My music, as well as some of the other forms I work in, are self-referential, perhaps even self-reverential, meaning they exist in a vacuum, on their own terms. Unless someone rescues them, I predict they’ve already been forgotten. I have more hope for the poems.
–Kevin Simmonds, poet and musician
I mean, you can move a rock with water or air, the rock doesn’t care. But there’s that ever-present thought when say writing a poem of, What If I’m Wrong, and I don’t mean about the poem or word choice or tone or whatever but About Everything. And I don’t think a poem or drawing can solve or simplify this, but it can detract from it, or for a short while make it so it doesn’t matter either way. I love when that happens. That’s what I miss most about creating as a child, and mourn about the adult world I pride and embarrass my life about being at odds with.
I love so much how Picasso said, “It took me … a lifetime to paint like a child,” and I’m continually trying to get back to that, to be able to create out of wonder or myself rather than as someone who is trying to make sense or use of things.
–Jon-Michael Frank, poet and illustrator
I would not have traveled so aggressively and tirelessly if I hadn’t bought a good camera, and all this roaming around has informed my writing profoundly.
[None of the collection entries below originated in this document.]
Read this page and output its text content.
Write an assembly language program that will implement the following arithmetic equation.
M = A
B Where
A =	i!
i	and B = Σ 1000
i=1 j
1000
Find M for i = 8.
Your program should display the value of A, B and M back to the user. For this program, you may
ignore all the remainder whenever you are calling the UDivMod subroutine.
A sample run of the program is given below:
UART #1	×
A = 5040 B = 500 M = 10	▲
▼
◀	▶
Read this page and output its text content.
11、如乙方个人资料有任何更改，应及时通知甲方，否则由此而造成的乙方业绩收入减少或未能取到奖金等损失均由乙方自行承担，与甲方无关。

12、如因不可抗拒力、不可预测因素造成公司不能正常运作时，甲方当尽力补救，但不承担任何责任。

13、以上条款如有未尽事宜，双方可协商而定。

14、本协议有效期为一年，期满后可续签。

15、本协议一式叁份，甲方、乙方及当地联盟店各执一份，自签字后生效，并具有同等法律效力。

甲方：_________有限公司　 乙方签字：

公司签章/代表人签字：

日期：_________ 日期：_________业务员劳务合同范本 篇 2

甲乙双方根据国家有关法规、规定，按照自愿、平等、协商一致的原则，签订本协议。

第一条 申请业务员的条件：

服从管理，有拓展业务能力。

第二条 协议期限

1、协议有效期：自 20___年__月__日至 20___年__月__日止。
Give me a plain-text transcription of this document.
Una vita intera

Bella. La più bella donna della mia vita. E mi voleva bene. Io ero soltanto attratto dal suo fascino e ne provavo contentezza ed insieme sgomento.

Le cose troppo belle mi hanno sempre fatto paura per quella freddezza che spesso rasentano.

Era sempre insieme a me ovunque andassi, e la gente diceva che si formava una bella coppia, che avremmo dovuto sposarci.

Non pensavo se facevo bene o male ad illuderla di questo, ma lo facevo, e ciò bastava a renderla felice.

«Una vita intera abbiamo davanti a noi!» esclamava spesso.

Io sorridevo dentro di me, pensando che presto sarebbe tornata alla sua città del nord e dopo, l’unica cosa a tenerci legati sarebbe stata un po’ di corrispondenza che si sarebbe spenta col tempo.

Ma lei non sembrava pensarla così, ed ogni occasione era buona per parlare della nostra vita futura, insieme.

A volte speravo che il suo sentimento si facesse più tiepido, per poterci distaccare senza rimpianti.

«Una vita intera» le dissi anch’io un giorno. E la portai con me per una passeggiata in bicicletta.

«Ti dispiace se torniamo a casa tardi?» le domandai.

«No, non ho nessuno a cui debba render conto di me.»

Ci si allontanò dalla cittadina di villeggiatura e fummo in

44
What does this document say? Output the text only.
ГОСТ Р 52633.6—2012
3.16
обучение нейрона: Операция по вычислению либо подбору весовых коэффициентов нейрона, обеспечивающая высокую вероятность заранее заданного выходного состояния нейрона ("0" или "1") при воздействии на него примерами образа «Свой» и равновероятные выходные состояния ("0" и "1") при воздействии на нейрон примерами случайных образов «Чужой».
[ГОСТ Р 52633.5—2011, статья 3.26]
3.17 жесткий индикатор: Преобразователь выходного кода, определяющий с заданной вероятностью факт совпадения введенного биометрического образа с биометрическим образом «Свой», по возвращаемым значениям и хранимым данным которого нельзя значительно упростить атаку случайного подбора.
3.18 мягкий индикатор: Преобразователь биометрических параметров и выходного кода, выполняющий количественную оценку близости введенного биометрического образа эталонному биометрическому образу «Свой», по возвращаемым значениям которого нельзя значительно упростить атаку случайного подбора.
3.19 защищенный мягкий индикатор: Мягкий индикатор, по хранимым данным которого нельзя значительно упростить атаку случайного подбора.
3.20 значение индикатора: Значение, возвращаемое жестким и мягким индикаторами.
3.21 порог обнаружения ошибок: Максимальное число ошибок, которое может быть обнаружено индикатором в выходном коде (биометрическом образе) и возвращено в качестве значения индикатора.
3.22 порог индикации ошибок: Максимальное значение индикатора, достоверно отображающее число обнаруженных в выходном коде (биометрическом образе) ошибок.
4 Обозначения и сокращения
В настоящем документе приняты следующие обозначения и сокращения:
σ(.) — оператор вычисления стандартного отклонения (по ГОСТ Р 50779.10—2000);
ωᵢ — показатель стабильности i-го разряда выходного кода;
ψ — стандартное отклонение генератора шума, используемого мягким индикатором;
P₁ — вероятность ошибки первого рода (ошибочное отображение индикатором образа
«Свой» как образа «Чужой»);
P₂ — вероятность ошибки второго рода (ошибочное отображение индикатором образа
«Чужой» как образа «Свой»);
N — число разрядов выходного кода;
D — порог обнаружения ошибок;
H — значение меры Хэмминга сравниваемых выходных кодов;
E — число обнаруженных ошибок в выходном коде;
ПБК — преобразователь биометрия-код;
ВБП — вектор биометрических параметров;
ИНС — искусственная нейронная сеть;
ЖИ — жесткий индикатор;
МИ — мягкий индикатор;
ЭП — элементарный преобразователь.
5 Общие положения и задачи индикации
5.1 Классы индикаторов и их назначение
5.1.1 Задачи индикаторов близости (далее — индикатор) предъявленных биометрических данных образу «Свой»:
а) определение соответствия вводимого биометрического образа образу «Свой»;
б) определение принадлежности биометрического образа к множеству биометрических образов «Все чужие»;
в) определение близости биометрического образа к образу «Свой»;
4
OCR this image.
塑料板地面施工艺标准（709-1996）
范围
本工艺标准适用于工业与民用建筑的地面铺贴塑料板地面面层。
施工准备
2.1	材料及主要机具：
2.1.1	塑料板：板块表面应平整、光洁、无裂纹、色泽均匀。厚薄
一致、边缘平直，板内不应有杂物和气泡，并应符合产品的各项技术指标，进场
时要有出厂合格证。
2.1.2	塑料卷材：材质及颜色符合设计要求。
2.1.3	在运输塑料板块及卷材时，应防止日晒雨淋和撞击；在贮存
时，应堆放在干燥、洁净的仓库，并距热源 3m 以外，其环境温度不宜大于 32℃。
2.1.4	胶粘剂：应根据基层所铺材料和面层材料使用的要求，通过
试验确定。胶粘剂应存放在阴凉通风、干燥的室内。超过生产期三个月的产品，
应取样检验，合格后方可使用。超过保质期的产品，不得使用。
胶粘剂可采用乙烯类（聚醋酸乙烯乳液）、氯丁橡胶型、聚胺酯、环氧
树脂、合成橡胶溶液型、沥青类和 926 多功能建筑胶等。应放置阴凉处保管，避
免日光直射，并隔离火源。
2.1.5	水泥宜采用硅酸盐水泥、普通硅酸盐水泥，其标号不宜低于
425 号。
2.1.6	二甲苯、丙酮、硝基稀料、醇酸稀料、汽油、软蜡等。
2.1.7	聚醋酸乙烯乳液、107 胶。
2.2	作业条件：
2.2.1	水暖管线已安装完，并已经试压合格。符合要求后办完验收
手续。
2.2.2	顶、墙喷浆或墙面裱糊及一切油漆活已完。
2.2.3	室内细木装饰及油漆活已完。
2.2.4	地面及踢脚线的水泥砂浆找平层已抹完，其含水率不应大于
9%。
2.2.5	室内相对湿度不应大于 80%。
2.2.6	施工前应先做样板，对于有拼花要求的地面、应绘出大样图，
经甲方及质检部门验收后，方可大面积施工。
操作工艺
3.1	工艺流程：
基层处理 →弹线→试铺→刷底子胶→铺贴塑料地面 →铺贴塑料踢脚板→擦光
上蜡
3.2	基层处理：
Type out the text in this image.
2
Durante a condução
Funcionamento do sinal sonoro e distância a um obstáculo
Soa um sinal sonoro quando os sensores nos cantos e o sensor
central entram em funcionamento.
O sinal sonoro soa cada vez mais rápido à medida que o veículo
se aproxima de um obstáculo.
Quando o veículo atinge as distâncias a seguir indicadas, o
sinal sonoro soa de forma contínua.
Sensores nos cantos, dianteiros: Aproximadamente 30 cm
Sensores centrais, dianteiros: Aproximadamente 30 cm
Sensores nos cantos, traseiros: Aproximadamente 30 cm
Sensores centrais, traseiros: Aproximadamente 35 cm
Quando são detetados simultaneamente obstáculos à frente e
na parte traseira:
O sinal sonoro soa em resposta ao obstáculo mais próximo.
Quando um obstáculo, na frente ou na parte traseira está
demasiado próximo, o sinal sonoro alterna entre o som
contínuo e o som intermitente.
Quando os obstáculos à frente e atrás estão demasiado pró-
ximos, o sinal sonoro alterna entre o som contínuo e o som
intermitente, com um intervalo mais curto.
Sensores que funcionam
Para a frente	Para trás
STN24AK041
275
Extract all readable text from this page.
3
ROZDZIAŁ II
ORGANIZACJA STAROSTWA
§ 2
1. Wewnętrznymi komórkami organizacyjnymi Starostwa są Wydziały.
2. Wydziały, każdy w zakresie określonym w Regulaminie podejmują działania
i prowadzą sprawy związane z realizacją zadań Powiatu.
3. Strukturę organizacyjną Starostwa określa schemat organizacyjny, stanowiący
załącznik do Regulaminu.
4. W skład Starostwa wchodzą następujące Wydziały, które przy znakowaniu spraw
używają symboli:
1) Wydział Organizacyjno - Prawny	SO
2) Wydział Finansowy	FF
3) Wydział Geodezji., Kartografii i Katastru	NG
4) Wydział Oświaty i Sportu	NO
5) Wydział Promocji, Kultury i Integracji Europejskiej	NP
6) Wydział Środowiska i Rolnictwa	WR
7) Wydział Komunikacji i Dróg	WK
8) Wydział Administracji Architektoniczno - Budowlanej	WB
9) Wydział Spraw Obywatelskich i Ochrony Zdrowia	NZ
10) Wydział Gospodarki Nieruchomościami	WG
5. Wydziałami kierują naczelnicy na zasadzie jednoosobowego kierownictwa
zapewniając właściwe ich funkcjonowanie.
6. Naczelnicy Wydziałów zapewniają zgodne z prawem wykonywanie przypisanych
For me, writing is not just a mental and indoor process but an intensely physical and social procedure that includes sitting for hours on trains and buses, and freezing my nuts off as I trek through the streets of Prague or Budapest after midnight. It’s good to soak in the weather. My camera has goaded me to insert myself into ten thousand unlikely places. It has introduced me to so many fascinating faces and voices. It has allowed me to have a much deeper and more sustained intercourse with life. The world has become so much more naked to me thanks to my camera, so how can this not help my writing?
The plastic arts will decay or be physically obliterated. As for literature: Since language is not static but evolves constantly, any literary work is well on its way to becoming obsolete, thus incomprehensible, as soon as it is made, for meaning is always being leeched from it. Still, I’m grateful for each significant glimpse. Two syllables can balm or anchor a life.
–Linh Dinh, poet and photographer
Because I am able to work in different mediums, I always have to ask myself whether the medium I’ve chosen is the best one for the project. Like, “Should this thing I’m writing be turned into a comic? Or should it have illustrations? Does it work best without images?” I think having to answer that makes me consider what I’m doing and helps me understand my goals.
It’s like the difference between telling a story to one friend and then another. It’s the same “me” talking to both people, and it’s the same story, but it is filtered through the interests and experiences that I share with whoever I’m talking to. Maybe with one friend we share a special shorthand for certain things, and with another I leave out certain things so I can reveal them later for dramatic effect. Maybe another friend laughs very easily, so my story becomes funnier simply by hitting her ears. I guess, for all my work, I’m doing it for myself but with the explicit hope that other people will see it and maybe someone else will identify with it. Also for the money.